One of Mexico’s biggest cave systems is found just south of Oxkutzcab. With woolly mammoth bones and evidence of human presence dating back to the Pleistocene Age, the Grutas de Loltún (Caves of the Flower Stone) served as a refuge to both the Maya and to those who came before them.
In order to visit the caves, you have to hire a local guide. There’s no set price for this service; instead, you’re asked to pay what you think is fair. So before we departed, and throughout the entirety of the tour, our guide was reminding us to tip generously. “It’s up to you. Most people give me 700 pesos. Totally your choice, though! But 700 is normal. Just saying. I have a family to support.” He never stopped needling, and it was a real annoyance. I decided to give him 500 pesos ($40) for the both of us, and he was happy with this.
Luckily, it was easy to ignore the money-grubbing once we got inside of the cave. We began in an enormous chamber named “The Cathedral”. The path wound into another spacious room where a long, heavy stalactite hung close to the floor. The guide, unbelievably, started pounding on it to produce a low booming sound. Apparently that’s allowed. He asked me pound on it too, which I did, albeit more tenderly. One day, some roided-out rage freak is going to take a tour of Loltún, and it will be lights-out for that poor stalactite.
From here, we came upon a section of the cavern called the “Grand Canyon”, due to its uncanny resemblance to Arizona’s natural wonder. We also saw red hand paintings on the wall, left by the cave’s original occupants. The Maya were not the first people to make use of the cave, and they must have been as mystified by such paintings as we are today.
Our tour ended at a section of the cave where the ceiling collapsed, allowing in light to flood in. Along with natural rock formations that look like a lion and a monkey, there are huge piles of stones. During their battles against the Spanish in the Caste War, the Maya would retreat to Loltún, and these stones were from a wall which had been a part of their fortifications.

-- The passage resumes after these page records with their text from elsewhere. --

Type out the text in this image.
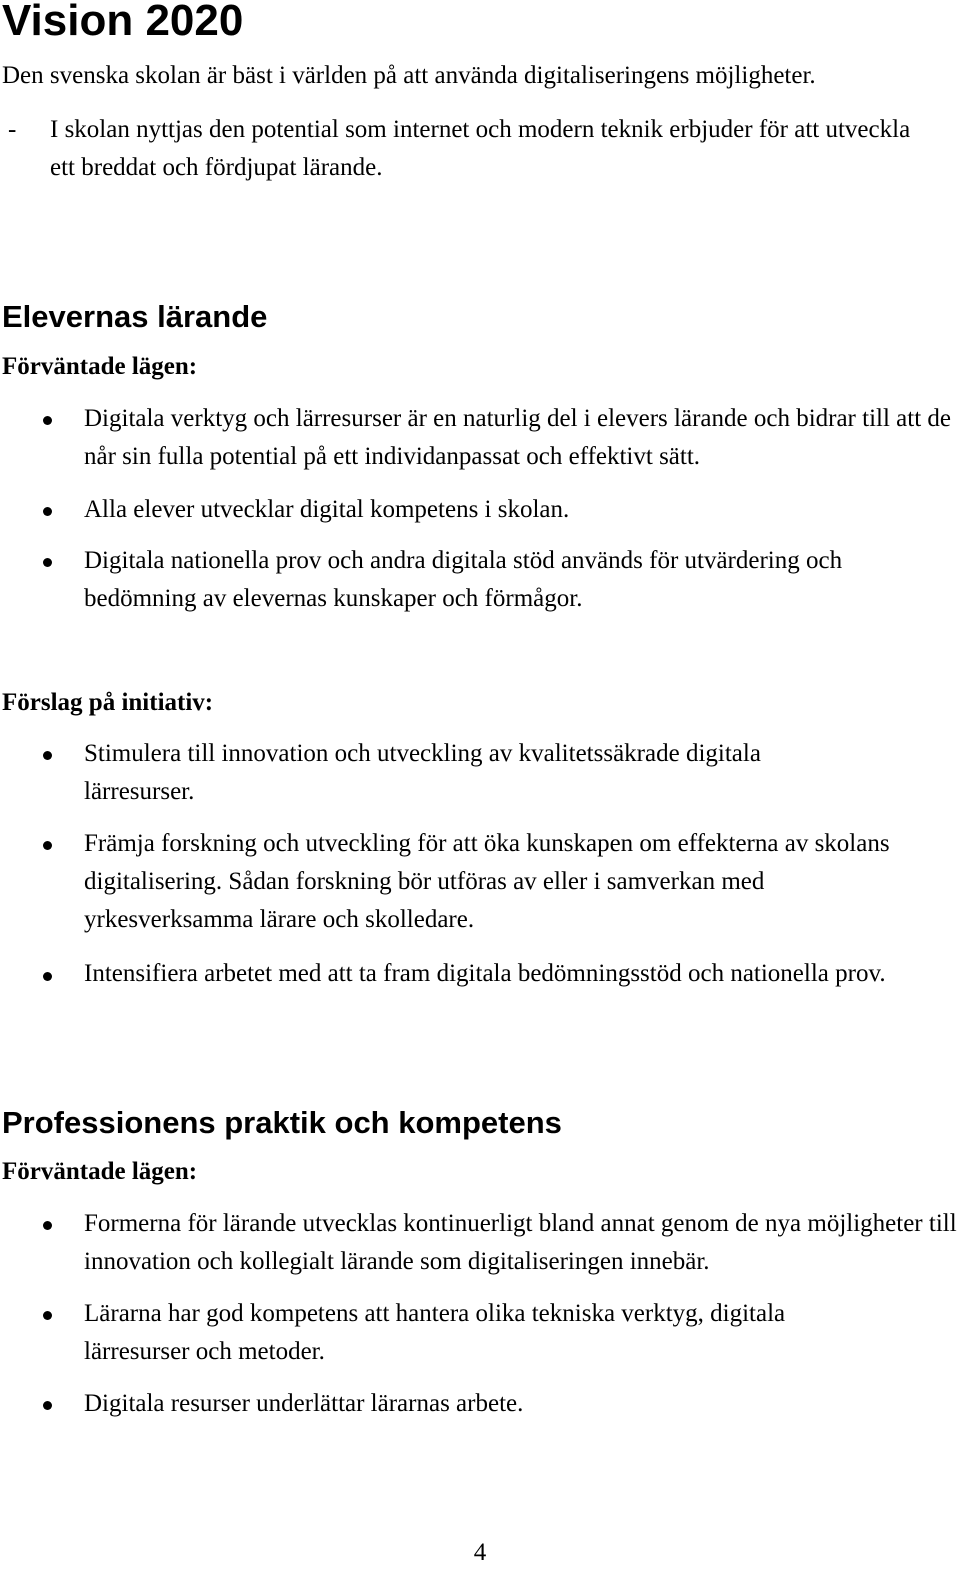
Vision 2020

Den svenska skolan är bäst i världen på att använda digitaliseringens möjligheter.

- I skolan nyttjas den potential som internet och modern teknik erbjuder för att utveckla ett breddat och fördjupat lärande.
Elevernas lärande
Förväntade lägen:
Digitala verktyg och lärresurser är en naturlig del i elevers lärande och bidrar till att de når sin fulla potential på ett individanpassat och effektivt sätt.
Alla elever utvecklar digital kompetens i skolan.
Digitala nationella prov och andra digitala stöd används för utvärdering och bedömning av elevernas kunskaper och förmågor.
Förslag på initiativ:
Stimulera till innovation och utveckling av kvalitetssäkrade digitala lärresurser.
Främja forskning och utveckling för att öka kunskapen om effekterna av skolans digitalisering. Sådan forskning bör utföras av eller i samverkan med yrkesverksamma lärare och skolledare.
Intensifiera arbetet med att ta fram digitala bedömningsstöd och nationella prov.
Professionens praktik och kompetens
Förväntade lägen:
Formerna för lärande utvecklas kontinuerligt bland annat genom de nya möjligheter till innovation och kollegialt lärande som digitaliseringen innebär.
Lärarna har god kompetens att hantera olika tekniska verktyg, digitala lärresurser och metoder.
Digitala resurser underlättar lärarnas arbete.
4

We loved our walk through the caves, though it was a shame about the guide. When he wasn’t pestering us for money, he was rushing us through the cave as quickly as possible, making it difficult for Jürgen to get pictures. Also, much of the information he fed us was completely contrary to what we had gathered from more trustworthy sources. But hiring a guide is unavoidable if you want to gain entrance, so just be aware.